Panut Hadisiswoyo, Ketua Forum Konservasi Orangutan Sumatera (FOKUS), menyatakan BKSDA Aceh sudah semestinya memahami bahwa kondisi populasi orangutan Sumatera (Pongo abelii) dalam keadaan sangat terancam punah (critically endangered) akibat maraknya perburuan liar dan hilangnya habitat alam mereka untuk dijadikan lahan perkebunan.

"Kedua orangutan tersebut pada saat disita dalam kondisi sehat dan sangat memungkinkan untuk dilepasliarkan di habitat alam yang lebih aman dan memiliki daya dukung yang cukup untuk menjamin keberlangsungan populasi orangutan lainnya di alam liar," kata dia, dalam rilis kepada BATAMTODAY.COM, Sabtu (24/8/2013).
 
Panut menyatakan bahwa fakta ini semakin membuat rasa keprihatinan terhadap komitmen pemerintah untuk upaya konservasi keanekaragaman hayati dilindungi di Indonesia. Keputusan BKSDA Aceh memberikan orangutan hasil sitaan diduga akibat adanya permintaan dari pihak Kebun Binatang Medan.

Hal ini bertentangan dengan mandat Strategi dan Rencana Aksi Konservasi Orangutan Indonesia yang tertuang dalam Peraturan Menteri Kehutanan Nomor P 53/Menhut-IV/2007 yang merekomendasikan bahwa pilihan terbaik terhadap orangutan hasil penyitaan yaitu mengembalikan orangutan ke habitat alaminya setelah melalui proses rehabilitasi untuk memulihkan kondisi fisik dan tingkah lakunya. 

Selain itu, Panut menambahkan bahwa pihak BKSDA Aceh tidak melakukan penindakan hukum terhadap pemilik orangutan yang dipelihara ilegal di Aceh. Jelas dituangkan dalam Undang-Undang no 41 tahun 1999 tentang Kehutanan yang memberi ancaman hukuman pidana bagi pelaku kejahatan kehutanan adalah hukuman penjara maksimal 10 tahun dan denda maksimal 5 miliar.

Sedangkan  Undang-Undang No 5 Tahun 1990 tentang konservasi sumber daya alam hayati dan ekosistemnya memberi ancaman hukuman maksimal 5 tahun denda 100 juta rupiah bagi pelaku kejahatan konservasi yang mengambil, menebang, memiliki, merusak, memusnahkan, memelihara, mengangkut, dan memperniagakan satwa dan tumbuhan yang dilindungi atau bagian-bagiannya dalam keadaan hidup atau mati.

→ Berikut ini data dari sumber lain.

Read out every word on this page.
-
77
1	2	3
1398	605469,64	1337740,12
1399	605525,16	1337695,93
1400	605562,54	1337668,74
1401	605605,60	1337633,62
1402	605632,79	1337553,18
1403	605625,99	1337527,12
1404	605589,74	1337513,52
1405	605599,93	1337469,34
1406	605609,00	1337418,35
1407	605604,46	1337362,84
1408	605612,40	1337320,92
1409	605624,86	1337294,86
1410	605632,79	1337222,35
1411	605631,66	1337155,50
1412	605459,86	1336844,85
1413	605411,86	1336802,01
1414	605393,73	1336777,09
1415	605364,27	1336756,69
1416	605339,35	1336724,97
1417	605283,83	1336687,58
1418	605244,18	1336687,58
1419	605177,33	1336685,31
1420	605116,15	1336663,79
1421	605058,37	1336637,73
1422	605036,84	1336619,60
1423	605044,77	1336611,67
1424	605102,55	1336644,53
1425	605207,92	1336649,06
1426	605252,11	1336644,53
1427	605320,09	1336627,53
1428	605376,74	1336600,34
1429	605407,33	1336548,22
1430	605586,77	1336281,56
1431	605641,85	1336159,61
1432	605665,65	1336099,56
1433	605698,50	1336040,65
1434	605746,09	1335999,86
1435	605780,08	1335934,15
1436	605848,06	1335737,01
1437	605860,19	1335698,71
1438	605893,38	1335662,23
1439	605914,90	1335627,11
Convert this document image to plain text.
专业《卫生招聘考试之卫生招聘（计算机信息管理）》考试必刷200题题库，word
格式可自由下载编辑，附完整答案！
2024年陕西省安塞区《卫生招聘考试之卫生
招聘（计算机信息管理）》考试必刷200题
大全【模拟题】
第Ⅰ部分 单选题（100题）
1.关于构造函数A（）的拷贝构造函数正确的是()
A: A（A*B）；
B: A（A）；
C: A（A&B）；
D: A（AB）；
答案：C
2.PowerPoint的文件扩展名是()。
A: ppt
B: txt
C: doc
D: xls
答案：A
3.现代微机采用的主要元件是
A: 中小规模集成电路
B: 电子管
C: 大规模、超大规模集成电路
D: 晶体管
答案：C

Sementara itu, Badrul Irfan Ketua FORA menyatakan bahwa pengiriman dua ekor orangutan tersebut ke kebun binatang medan bertentangan dengan kebijakan pemerintah aceh yang sebelumnya pernah melarang pengiriman satwa aceh keluar aceh apalagi bila hal ini dilakukan  tanpa pemberitahuan sebelumnya kepada pemerintah Aceh.

"Kami akan terus berupaya agar para pihak penegak hukum terutama pihak BKSDA Aceh, berani untuk bertindak tegas, dan dalam waktu dekat kami bersama teman-teman LSM perduli konservasi akan beraudensi dengan Gubernur Aceh untuk segera mengambil sikap terhadap hal ini," kata Badrul.

Masa depan orangutan Sumatera semakin buram akibat lemahnya penegakan hukum dan carut marutnya penerapan perundang-undangan dan peraturan terkait dengan pengelolaan sumber daya alam hayati Indonesia. FOKUS meminta pihak Dirjen Perlindungan Hutan dan Konservasi Alam (PHKA) Kementerian Kehutanan agar segera mengambil kembali orangutan hasil sitaan dari Kebun Binatang Medan untuk dilepasliarkan ke habitat alam.